Super busy due to Amsterdam student

An Amsterdam student is causing a lot of consternation at the RUG. His FOIA (Freedom of Information Act) request has all the secretarial offices working overtime.

Several employees, who requested to remain anonymous, are bemoaning the enormous job Erik Verwiel, a journalism student at the University of Amsterdam, has saddled them with. In late December, he used a FOIA request to ask the exam committees at several universities for all their documents concerning cases of plagiarism from the past ten years.

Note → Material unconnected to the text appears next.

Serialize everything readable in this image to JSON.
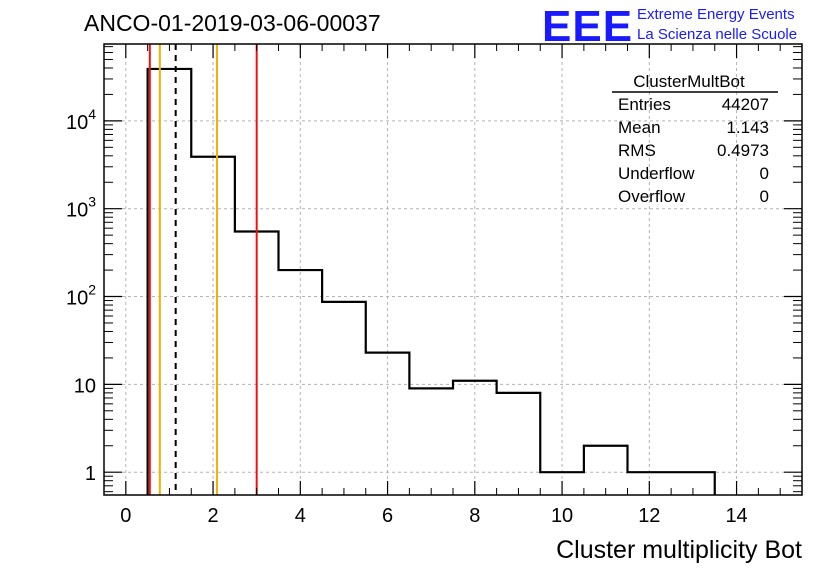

Why he wants the documents remains unknown. Verwiel himself was not available to provide an explanation. But the secretarial offices of several faculties are struggling. ‘It’s an enormous amount of work, which will also cost a lot of money. Everyone is working on it like crazy. The whole secretarial office is down. They won’t have time for anything else the next few weeks’, according to one employee who also asked not to be mentioned by name.

Supply

The Amsterdam student wants a lot of information from the exam committee at the RUG, confirms university spokesperson Riepko Buikema. ‘There are several ways to get out of an FOI request, but we’ll have to honour this one. If the information requested is available, you have to supply it’, he says. ‘And I’m sure that that is a lot of work.’

This work consists mainly of going over all the minutes, annual reports and letters dating back to 2005. The exam committees’ records have only been kept digitally for a few years now. In years past, everything was documented in different ways. And because the secretarial offices do not know exactly when the plagiarism cases took place, they have to go through every piece by hand in order to find the information.

Fine

The university has to respond to the Amsterdam student’s request within four weeks. This deadline can be extended an additional four weeks. If the RUG does not respond in time, the university will have to pay a fine up to 1,200 euros.